Entre as 87 propostas, três tratam diretamente do teto remuneratório e do fim de pagamentos acima do limite constitucional. Todas defendem restringir esses pagamentos, e uma delas é do Livres.
O que o Livres propôs ao STF
Assinada por Rafael Moredo, coordenador de Políticas Públicas do Livres, a contribuição defende que o Judiciário adote um subsídio único. Na prática, isso significa somar todos os valores que um magistrado recebe (salário e quaisquer outras verbas) e aplicar o teto constitucional sobre essa soma total, sem exceções. A proposta é o núcleo da atuação do Livres na Coalizão de Combate aos Supersalários, grupo de organizações que fiscaliza pagamentos acima do teto no serviço público.

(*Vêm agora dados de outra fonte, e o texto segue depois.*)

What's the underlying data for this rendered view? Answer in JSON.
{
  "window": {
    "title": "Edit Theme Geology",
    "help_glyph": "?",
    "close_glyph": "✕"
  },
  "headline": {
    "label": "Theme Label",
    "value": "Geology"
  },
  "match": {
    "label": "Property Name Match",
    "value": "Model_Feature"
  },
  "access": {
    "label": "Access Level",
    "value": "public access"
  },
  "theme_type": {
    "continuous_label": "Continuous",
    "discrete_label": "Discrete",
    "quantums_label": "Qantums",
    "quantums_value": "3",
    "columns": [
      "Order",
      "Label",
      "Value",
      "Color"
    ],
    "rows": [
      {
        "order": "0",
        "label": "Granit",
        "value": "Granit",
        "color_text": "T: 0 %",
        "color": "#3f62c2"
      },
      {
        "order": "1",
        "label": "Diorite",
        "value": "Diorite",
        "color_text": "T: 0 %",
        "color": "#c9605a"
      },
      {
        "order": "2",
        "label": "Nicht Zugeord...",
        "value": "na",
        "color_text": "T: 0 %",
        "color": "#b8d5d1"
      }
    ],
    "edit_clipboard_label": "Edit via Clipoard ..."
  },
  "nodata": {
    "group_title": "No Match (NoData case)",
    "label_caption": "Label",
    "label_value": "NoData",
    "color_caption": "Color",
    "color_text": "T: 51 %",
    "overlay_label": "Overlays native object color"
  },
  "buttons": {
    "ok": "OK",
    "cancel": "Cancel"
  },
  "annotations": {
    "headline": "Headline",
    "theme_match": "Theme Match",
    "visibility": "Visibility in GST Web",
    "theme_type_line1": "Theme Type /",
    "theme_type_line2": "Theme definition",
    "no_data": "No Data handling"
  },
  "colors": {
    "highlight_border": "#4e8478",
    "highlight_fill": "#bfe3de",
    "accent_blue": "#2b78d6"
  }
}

A contribuição também trata de outros quatro eixos: simplificação processual, transformação digital, integridade institucional e estabilidade jurídica. Entre as propostas estão o fim da vitaliciedade de ministros de tribunais superiores, com mandatos de 10 a 12 anos, e o fim do foro privilegiado para crimes comuns.
“Nossas contribuições aprovadas pelo STF se apoiam nos dados do nosso Índice de Disparidade Salarial (IDS), que explicita com números a urgência de acabar com os supersalários. O que levamos à Corte traduz as diretrizes do nosso Caderno de Políticas Públicas 2026: combater penduricalhos, defender o teto constitucional e construir um Judiciário mais moderno, eficiente e transparente para a sociedade”, afirma Moredo.
Dados por trás da proposta
O Índice de Disparidade Salarial (IDS) é o estudo do Livres que mede a diferença entre os salários do topo do Judiciário e do Executivo e a renda média do trabalhador brasileiro. Os dados do IDS fundamentam as propostas de combate a penduricalhos reunidas no Caderno de Políticas Públicas 2026.